Today Ariyoshi is in a new role - ex-governor of Hawaii but the current chairman of the East-West Center governors.

And he is ready for a fight. He says he will strongly oppose the recommendation of Gov. Benjamin Cayetano's Economic Revitalization Task Force to put the center back under UH governance to assure its "continuance and growth."

The center's prestige as a national institution will be "destroyed" if that should happen, he says. Hawaii's senior U.S. senator, Daniel Inouye, shares his belief and will work with him against any change, he told me this week. Inouye, too, supported the 1975 transition.

Inouye has been key in the fight to keep federal funds flowing to the center in spite of budget austerity.

They both want to see the center re-oriented, Ariyoshi says, to have it reach deeper into the Asia-Pacific community and to make more use of its 43,000 alumni, who are spread throughout the community.

When he talked about "the community" I had to get him to clarify that he was talking about this whole Asia-Pacific half of the world, not just Hawaii.

He is in a hurry. He is impatient that a new president of the center has not been named to succeed Kenji Sumida, whom he nudged into retiring. He wants his ideas executed in time so he and Inouye can go back to Congress in a year or two and show concrete results justifying the center's independent continuation.

What would he do differently? First, more involvement of alumni. He sees them in his private business travels, finds many of them in important positions in their countries, and knows they have a deep aloha for the center.

Second, less concentration of activity at Manoa. He looked across his desk and told me that if I were an Asian scholar or researcher he could approach me in two different ways.

One would be to say, "I have this project. Will you sign on?" And I probably would say yes. The other would be to say: "We have this problem, will you help us solve it?"

The first approach would keep control in Manoa. The second would farm it out, though still with international coordination through the center. There would be fewer full-time researchers at Manoa, more scholars and leaders throughout the community working on contract for the center.
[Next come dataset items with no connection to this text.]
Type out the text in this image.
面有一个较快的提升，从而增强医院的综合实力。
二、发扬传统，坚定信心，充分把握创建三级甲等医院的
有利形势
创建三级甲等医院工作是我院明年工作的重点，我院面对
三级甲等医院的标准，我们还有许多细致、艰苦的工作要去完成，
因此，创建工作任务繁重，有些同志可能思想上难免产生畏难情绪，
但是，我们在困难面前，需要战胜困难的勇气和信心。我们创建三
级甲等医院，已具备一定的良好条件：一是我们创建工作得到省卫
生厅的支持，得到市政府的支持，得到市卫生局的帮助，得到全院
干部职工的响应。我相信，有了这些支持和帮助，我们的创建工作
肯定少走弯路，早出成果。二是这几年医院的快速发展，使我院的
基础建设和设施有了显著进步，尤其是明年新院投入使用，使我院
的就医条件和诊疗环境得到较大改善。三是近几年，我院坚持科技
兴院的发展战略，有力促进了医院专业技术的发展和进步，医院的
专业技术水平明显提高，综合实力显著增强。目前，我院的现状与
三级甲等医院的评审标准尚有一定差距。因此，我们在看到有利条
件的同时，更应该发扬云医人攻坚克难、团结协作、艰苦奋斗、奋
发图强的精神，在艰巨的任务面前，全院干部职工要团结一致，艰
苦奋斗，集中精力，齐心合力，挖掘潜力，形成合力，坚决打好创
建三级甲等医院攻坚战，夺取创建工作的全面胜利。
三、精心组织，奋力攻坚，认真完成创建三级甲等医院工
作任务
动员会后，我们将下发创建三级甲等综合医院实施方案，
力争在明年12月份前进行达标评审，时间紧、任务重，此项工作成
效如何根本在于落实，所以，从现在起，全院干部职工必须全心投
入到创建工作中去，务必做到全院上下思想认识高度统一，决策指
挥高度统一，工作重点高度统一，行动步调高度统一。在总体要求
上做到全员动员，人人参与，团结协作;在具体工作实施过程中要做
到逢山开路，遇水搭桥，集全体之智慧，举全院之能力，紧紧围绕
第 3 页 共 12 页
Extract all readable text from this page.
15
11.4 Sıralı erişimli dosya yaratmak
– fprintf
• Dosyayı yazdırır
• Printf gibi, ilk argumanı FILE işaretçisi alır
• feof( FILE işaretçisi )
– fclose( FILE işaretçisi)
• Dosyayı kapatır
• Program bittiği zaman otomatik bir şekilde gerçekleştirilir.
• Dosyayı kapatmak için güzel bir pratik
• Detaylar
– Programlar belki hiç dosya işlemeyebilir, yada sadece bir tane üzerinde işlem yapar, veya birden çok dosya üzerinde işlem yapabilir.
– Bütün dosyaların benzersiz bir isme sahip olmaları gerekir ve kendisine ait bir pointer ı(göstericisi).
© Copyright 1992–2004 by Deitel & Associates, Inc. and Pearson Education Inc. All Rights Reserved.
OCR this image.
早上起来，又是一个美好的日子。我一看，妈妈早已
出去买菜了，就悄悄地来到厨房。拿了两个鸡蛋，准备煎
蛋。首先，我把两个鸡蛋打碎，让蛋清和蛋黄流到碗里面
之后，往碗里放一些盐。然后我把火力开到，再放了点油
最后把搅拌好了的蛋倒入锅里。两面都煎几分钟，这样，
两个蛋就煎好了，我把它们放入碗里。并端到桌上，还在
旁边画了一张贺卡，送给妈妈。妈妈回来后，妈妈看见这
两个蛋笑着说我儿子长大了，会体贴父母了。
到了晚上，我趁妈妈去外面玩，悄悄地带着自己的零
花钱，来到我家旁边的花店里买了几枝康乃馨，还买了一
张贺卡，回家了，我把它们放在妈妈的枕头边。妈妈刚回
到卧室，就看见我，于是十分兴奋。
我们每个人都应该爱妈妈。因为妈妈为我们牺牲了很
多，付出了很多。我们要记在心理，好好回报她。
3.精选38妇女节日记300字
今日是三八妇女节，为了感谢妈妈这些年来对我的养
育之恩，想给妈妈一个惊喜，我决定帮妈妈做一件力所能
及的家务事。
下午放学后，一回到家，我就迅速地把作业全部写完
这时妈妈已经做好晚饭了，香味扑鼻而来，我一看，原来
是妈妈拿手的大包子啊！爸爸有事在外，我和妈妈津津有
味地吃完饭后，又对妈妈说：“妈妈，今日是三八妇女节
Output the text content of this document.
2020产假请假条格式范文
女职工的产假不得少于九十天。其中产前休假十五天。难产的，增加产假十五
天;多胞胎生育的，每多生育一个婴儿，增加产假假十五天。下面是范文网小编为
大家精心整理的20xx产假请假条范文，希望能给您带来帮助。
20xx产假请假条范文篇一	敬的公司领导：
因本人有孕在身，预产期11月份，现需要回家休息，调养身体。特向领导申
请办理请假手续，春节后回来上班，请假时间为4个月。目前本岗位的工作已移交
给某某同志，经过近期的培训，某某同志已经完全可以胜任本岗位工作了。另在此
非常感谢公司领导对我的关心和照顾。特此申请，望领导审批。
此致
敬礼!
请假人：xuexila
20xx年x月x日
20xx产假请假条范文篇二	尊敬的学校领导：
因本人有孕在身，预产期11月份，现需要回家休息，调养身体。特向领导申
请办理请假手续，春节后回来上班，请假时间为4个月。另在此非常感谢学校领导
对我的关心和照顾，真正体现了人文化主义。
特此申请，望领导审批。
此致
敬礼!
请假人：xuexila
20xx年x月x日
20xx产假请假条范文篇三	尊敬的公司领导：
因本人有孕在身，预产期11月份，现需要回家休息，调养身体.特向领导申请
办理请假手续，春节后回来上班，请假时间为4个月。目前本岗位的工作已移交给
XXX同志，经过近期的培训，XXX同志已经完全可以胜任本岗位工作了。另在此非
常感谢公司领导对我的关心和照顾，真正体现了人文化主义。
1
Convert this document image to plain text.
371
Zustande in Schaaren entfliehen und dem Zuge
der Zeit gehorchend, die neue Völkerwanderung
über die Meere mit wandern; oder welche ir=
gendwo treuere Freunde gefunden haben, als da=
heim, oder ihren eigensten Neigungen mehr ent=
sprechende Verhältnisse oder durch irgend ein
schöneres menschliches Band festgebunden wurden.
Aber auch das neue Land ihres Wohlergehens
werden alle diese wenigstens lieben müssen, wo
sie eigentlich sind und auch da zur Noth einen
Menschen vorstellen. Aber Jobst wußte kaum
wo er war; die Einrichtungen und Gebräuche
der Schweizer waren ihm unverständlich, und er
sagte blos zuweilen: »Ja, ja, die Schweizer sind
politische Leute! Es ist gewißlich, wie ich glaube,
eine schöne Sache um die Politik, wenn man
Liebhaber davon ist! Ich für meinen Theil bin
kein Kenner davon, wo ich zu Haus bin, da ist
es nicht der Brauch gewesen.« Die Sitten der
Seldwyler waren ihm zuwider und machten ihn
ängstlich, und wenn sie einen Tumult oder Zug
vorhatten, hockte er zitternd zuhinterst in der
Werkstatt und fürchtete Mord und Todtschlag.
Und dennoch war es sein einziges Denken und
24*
THIRD, he would give foreign governments more voice in determining what their students at EWC should study at the University of Hawaii.

He wants the center to further improve its visibility as a solid source of research information on Asia-Pacific communications, population, resource mangement, environment and Pacific Islands development.

Today the center supplements its federal appropriation with between $7-8 million a year in private grants. He wants that boosted to at least equal the $12 million federal appropriation and thinks it can be done.

The changes he suggests, he says, will give him and Inouye the ammunition to persuade both Congress and a skeptical White House staff that the East-West Center is becoming an even more important U.S. lighthouse in "the community."



A.A. Smyser is the contributing editor
and former editor of the the Star-Bulletin
His column runs Tuesday and Thursday.